A Potential New Antiviral Drug, Courtesy of Sharks

I knew sharks were b.a., but I did not know that sharks are immune to all viruses. Now a “cholesterol-like compound” in sharks that was being studied for the potential to treat cancer and eye disorders has been found to be able to prevent viruses from reproducing inside a cell. And it’s called squalamine, which is kind of fun to say. Usually antiviral drugs are only useful against one particular type of virus, but it seems that this one could be a catch-all. From National Geographic:

A cholesterol-like compound found in dogfish sharks’ tissue has been shown to combat several viruses that cause hard-to-treat human diseases, such as dengue fever and hepatitis, a new study says…

“It’s a whole new approach to treatment of viral disease,” said study leader Michael Zasloff, of the Georgetown University Medical Center.

“It’s very possible we could cure several diseases we [now] treat as chronic infections.”

Squalamine is a positively charged molecule, so when it enters a cell, the molecule immediately sticks “like Velcro” to the cell’s inner membranes, which have negative charges, Zasloff said.

By doing so, squalamine “pops off” any positively charged proteins that were attached to the cell membrane—an action that does no harm to the cell, Zasloff noted.

When a virus invades a cell, it expects those proteins to be present on the cell membrane.

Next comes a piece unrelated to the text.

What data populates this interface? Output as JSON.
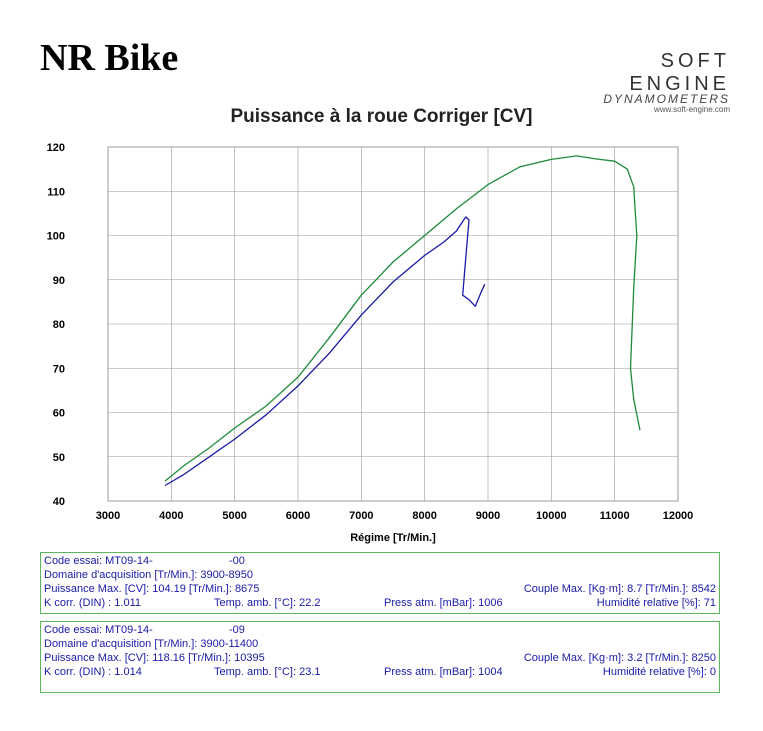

Without them, the virus can’t reproduce.

“There is no other compound known to science that does this—this is a remarkable property,” Zasloff said…

In the study, squalamine thwarted infection of the dengue fever virus in human blood vessel cells and of hepatitis B and D in human liver cells—and with little harm to sharks. Shark tissue is no longer required to produce squalamine, which has been synthesized in the laboratory since 1995.

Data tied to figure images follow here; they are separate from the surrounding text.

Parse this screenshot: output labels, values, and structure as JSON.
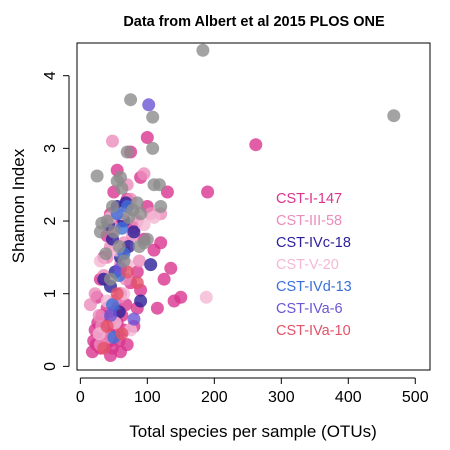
{
  "chart_data": {
    "type": "scatter",
    "title": "Data from Albert et al 2015 PLOS ONE",
    "xlabel": "Total species per sample (OTUs)",
    "ylabel": "Shannon Index",
    "xlim": [
      -5,
      522
    ],
    "ylim": [
      -0.05,
      4.45
    ],
    "xticks": [
      0,
      100,
      200,
      300,
      400,
      500
    ],
    "yticks": [
      0,
      1,
      2,
      3,
      4
    ],
    "grid": false,
    "legend_position": "center-right",
    "series": [
      {
        "name": "CST-I-147",
        "color": "#d9348e",
        "points": [
          [
            18,
            0.2
          ],
          [
            20,
            0.35
          ],
          [
            22,
            0.5
          ],
          [
            24,
            0.3
          ],
          [
            26,
            0.6
          ],
          [
            28,
            0.45
          ],
          [
            30,
            0.25
          ],
          [
            32,
            0.7
          ],
          [
            34,
            0.4
          ],
          [
            36,
            0.55
          ],
          [
            38,
            0.3
          ],
          [
            40,
            0.8
          ],
          [
            42,
            0.5
          ],
          [
            44,
            0.35
          ],
          [
            46,
            0.65
          ],
          [
            48,
            0.25
          ],
          [
            50,
            0.45
          ],
          [
            52,
            0.9
          ],
          [
            55,
            0.6
          ],
          [
            58,
            0.35
          ],
          [
            60,
            1.0
          ],
          [
            62,
            0.7
          ],
          [
            65,
            0.5
          ],
          [
            68,
            0.85
          ],
          [
            70,
            0.3
          ],
          [
            75,
            1.15
          ],
          [
            80,
            0.55
          ],
          [
            85,
            0.8
          ],
          [
            25,
            0.95
          ],
          [
            30,
            1.2
          ],
          [
            35,
            1.5
          ],
          [
            40,
            1.8
          ],
          [
            45,
            2.1
          ],
          [
            50,
            2.4
          ],
          [
            55,
            2.7
          ],
          [
            60,
            2.0
          ],
          [
            65,
            1.6
          ],
          [
            70,
            2.3
          ],
          [
            75,
            2.95
          ],
          [
            80,
            1.9
          ],
          [
            85,
            1.3
          ],
          [
            90,
            2.6
          ],
          [
            95,
            1.75
          ],
          [
            100,
            2.2
          ],
          [
            110,
            1.6
          ],
          [
            120,
            1.7
          ],
          [
            125,
            1.2
          ],
          [
            130,
            2.4
          ],
          [
            135,
            1.35
          ],
          [
            140,
            0.9
          ],
          [
            150,
            0.95
          ],
          [
            100,
            3.15
          ],
          [
            190,
            2.4
          ],
          [
            262,
            3.05
          ],
          [
            115,
            0.8
          ],
          [
            90,
            1.05
          ],
          [
            60,
            0.2
          ],
          [
            45,
            0.15
          ]
        ]
      },
      {
        "name": "CST-III-58",
        "color": "#ec8cbc",
        "points": [
          [
            15,
            0.85
          ],
          [
            22,
            1.0
          ],
          [
            28,
            0.7
          ],
          [
            35,
            1.25
          ],
          [
            40,
            1.5
          ],
          [
            45,
            1.65
          ],
          [
            50,
            1.9
          ],
          [
            55,
            2.15
          ],
          [
            60,
            1.4
          ],
          [
            65,
            1.7
          ],
          [
            70,
            2.5
          ],
          [
            78,
            1.8
          ],
          [
            85,
            2.0
          ],
          [
            95,
            2.65
          ],
          [
            105,
            2.1
          ],
          [
            120,
            2.1
          ],
          [
            48,
            3.1
          ],
          [
            75,
            2.3
          ],
          [
            32,
            0.55
          ],
          [
            58,
            0.95
          ],
          [
            68,
            1.2
          ],
          [
            88,
            1.45
          ],
          [
            30,
            0.3
          ],
          [
            42,
            0.4
          ]
        ]
      },
      {
        "name": "CST-IVc-18",
        "color": "#2a1f9a",
        "points": [
          [
            35,
            1.2
          ],
          [
            42,
            1.95
          ],
          [
            48,
            1.75
          ],
          [
            55,
            2.2
          ],
          [
            60,
            1.5
          ],
          [
            65,
            2.0
          ],
          [
            72,
            1.65
          ],
          [
            80,
            1.85
          ],
          [
            90,
            0.9
          ],
          [
            105,
            1.4
          ],
          [
            58,
            0.75
          ],
          [
            45,
            1.1
          ],
          [
            68,
            2.25
          ],
          [
            52,
            1.3
          ]
        ]
      },
      {
        "name": "CST-V-20",
        "color": "#f4b8d4",
        "points": [
          [
            30,
            1.45
          ],
          [
            45,
            2.05
          ],
          [
            55,
            1.6
          ],
          [
            62,
            2.1
          ],
          [
            70,
            1.4
          ],
          [
            80,
            2.15
          ],
          [
            95,
            1.95
          ],
          [
            110,
            2.05
          ],
          [
            188,
            0.95
          ],
          [
            40,
            0.9
          ],
          [
            52,
            0.6
          ],
          [
            65,
            1.0
          ],
          [
            75,
            0.5
          ],
          [
            28,
            0.45
          ]
        ]
      },
      {
        "name": "CST-IVd-13",
        "color": "#3b6fd8",
        "points": [
          [
            48,
            0.85
          ],
          [
            50,
            0.4
          ],
          [
            58,
            1.25
          ],
          [
            62,
            1.9
          ],
          [
            70,
            2.2
          ],
          [
            65,
            1.55
          ],
          [
            55,
            2.1
          ]
        ]
      },
      {
        "name": "CST-IVa-6",
        "color": "#6c55d6",
        "points": [
          [
            102,
            3.6
          ],
          [
            80,
            0.65
          ],
          [
            60,
            1.35
          ],
          [
            45,
            0.7
          ]
        ]
      },
      {
        "name": "CST-IVa-10",
        "color": "#e25268",
        "points": [
          [
            40,
            0.55
          ],
          [
            55,
            1.0
          ],
          [
            70,
            1.3
          ],
          [
            85,
            1.15
          ],
          [
            35,
            0.25
          ],
          [
            62,
            0.45
          ]
        ]
      },
      {
        "name": "",
        "color": "#8c8c8c",
        "points": [
          [
            183,
            4.35
          ],
          [
            468,
            3.45
          ],
          [
            75,
            3.67
          ],
          [
            108,
            3.0
          ],
          [
            108,
            3.43
          ],
          [
            30,
            1.85
          ],
          [
            32,
            1.97
          ],
          [
            40,
            2.0
          ],
          [
            48,
            2.2
          ],
          [
            55,
            2.55
          ],
          [
            60,
            2.6
          ],
          [
            62,
            2.45
          ],
          [
            70,
            2.95
          ],
          [
            78,
            2.15
          ],
          [
            85,
            2.25
          ],
          [
            90,
            2.1
          ],
          [
            95,
            1.7
          ],
          [
            118,
            2.5
          ],
          [
            120,
            2.2
          ],
          [
            25,
            2.62
          ],
          [
            38,
            1.55
          ],
          [
            45,
            1.2
          ],
          [
            50,
            1.85
          ],
          [
            58,
            1.65
          ],
          [
            65,
            1.45
          ],
          [
            72,
            2.05
          ],
          [
            100,
            1.75
          ],
          [
            88,
            1.65
          ],
          [
            110,
            2.5
          ]
        ]
      }
    ]
  }
}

Zasloff and colleagues also discovered that squalamine inhibited yellow fever, eastern equine encephalitis virus, and murine cytomegalovirus in lab animals—in some cases curing the subjects, according to the study, published this week in the journal Proceedings of the National Academy of Sciences.

Fortunately squalamine can be synthesized in a lab, so we won’t have a pharmaceutical shark fin soup debacle on our hands.